With the growth of the tool, SRES is now at a turning point—and Liu is anxious to keep it as a pedagogical aid that helps teachers reach out to their students.
“There is an inherent risk in all learning analytics software [being used ineffectively]. What we learn is that it’s really up to the teacher and how they approach it—their personality starts to creep in.”
“For SRES, before [staff] even learn how to use it, we tell them why you should be using it. We say, ‘wouldn’t it be great to support your students?’”
Another problem facing SRES is its sustainability as an independent project, run by Liu and his team of educational innovators. These USyd staff are passionate, but developing SRES is not their main role and they receive no university or external funding. When I ask Liu, who has worked closely with Canvas, if he would ever consider selling the software, he is hesitant. “Autonomy is important to our philosophy.”

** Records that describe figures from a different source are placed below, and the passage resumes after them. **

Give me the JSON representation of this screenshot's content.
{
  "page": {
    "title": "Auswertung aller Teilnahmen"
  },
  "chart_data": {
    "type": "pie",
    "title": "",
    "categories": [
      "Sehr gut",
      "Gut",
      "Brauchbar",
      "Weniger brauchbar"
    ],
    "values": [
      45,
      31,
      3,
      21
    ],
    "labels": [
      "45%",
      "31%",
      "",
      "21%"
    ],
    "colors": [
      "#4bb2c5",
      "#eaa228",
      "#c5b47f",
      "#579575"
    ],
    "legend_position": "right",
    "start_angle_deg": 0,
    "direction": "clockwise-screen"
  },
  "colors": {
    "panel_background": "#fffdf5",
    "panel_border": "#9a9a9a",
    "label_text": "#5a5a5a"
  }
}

When Liu discusses SRES, it’s clear he feels a moral duty to help students succeed. SRES is one of the fastest growing learning analytics tools that most students have never heard of. Roughly one in seven USyd staff use SRES to monitor students and Liu prefers to maintain its anonymity—not to mask sinister side effects like privacy intrusions, but so that students don’t misconceive the software as just another de-personalised, automated tool.
“Some lecturers wanted automated emails,” Liu confesses. He refused the request on the basis that it removes human interaction from the software. He emphasises SRES is first and foremost a tool to help teachers reach out, not to help outsource the emotional work of supporting students.
What SRES does for students is perhaps less quantifiable than improving USE scores or attendance records. When some lecturers brag about the fail rates of their courses, or when it’s easy to feel disillusioned in higher education, SRES and its popularity is a reassuring reminder that our teachers care.